Si attaché à reproduire le mouvement, l’effort de la vie dans l’infinie divergence de ses directions, Rabelais se moque bien de nos systèmes. Spiritualiste ? matérialiste ? que lui importe ? Âme, corps, esprit, matière, il y a là des mots, qui sont des moyens d’art, des procédés de transcription. Quelle que soit la cause interne, la nature essentielle, tous ces mots expriment des faits, et le vulgaire les comprend : Rabelais donc en use sans crainte, largement, n’ayant souci que de tout voir et de tout dire, allant avec toutes les images du langage à toutes les apparences de la vie.

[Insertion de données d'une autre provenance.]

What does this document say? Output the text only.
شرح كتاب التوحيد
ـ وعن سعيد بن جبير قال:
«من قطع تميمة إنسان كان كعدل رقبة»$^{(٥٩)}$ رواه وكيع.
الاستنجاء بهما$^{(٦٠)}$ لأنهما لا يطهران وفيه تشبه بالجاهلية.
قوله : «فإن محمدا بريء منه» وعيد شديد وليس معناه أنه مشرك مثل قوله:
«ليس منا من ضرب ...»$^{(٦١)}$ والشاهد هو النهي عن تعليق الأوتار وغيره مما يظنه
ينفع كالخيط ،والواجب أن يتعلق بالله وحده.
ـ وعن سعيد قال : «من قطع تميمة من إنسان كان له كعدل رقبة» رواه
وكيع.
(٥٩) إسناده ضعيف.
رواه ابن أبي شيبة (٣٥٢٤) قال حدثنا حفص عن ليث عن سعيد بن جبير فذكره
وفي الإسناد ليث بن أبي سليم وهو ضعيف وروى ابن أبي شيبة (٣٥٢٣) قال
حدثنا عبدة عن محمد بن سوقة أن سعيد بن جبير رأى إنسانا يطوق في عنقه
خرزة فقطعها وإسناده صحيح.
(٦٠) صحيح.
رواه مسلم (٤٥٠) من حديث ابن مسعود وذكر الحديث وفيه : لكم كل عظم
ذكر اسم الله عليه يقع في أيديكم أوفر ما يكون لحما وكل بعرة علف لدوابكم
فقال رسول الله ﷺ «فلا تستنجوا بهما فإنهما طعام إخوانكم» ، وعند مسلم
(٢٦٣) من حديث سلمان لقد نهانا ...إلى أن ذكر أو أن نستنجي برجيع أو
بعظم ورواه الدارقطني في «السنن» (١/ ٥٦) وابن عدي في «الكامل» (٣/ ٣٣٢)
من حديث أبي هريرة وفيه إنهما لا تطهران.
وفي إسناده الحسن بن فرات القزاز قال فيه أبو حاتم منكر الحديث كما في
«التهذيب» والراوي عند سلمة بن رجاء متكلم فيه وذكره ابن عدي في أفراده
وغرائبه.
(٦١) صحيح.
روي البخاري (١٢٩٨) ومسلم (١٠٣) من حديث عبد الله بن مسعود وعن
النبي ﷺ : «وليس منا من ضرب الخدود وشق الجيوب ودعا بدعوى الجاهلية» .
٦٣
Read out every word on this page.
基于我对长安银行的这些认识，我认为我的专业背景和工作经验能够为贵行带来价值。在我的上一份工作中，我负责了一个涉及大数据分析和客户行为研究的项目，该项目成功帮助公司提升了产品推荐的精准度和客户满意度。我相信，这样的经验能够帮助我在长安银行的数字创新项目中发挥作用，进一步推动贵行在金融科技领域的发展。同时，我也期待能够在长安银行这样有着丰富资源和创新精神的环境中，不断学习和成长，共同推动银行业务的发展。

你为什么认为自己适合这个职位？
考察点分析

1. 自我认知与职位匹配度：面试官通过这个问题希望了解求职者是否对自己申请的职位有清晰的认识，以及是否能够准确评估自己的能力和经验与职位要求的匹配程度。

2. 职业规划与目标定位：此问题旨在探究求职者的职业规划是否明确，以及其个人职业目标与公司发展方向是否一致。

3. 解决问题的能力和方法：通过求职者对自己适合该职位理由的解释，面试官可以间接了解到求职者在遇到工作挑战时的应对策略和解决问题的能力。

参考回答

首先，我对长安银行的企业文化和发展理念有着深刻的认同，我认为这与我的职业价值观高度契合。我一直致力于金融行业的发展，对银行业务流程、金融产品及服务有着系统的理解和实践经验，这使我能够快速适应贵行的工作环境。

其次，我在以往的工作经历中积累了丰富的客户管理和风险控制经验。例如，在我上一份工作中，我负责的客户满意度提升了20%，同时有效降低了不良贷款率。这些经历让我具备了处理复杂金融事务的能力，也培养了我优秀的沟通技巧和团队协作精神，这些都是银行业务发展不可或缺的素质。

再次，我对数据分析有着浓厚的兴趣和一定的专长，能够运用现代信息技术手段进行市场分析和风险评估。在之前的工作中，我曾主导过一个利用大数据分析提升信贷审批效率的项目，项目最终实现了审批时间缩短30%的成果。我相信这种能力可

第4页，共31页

Mais ici il faut bien s’entendre : il n’est encore ni panthéiste ni symboliste ni relativiste ni rien de tel. Il croit au réel, à la substance sous les formes, à la solidité de l’individu, à l’unité du moi. La nature n’est pas pour lui l’inaccessible unité qui se joue à s’exprimer dans l’écoulement éternel de la trompeuse multiplicité. Ses figures, nettement arrêtées en leurs contours, ont un vigoureux relief : il a une manière de peindre, grasse et comme substantielle ; ce ne sont pas les touches d’un homme qui croirait peindre les fluides apparences de l’universelle illusion. Comme il croit au moi, il a foi à la vie : elle vaut par ce qu’elle est. Il n’a pas de doute sur son but non plus que sur son prix : le but, c’est l’exercice des fonctions, la satisfaction des besoins, partant l’action, et le bonheur par l’action. L’action est la mesure de la vie.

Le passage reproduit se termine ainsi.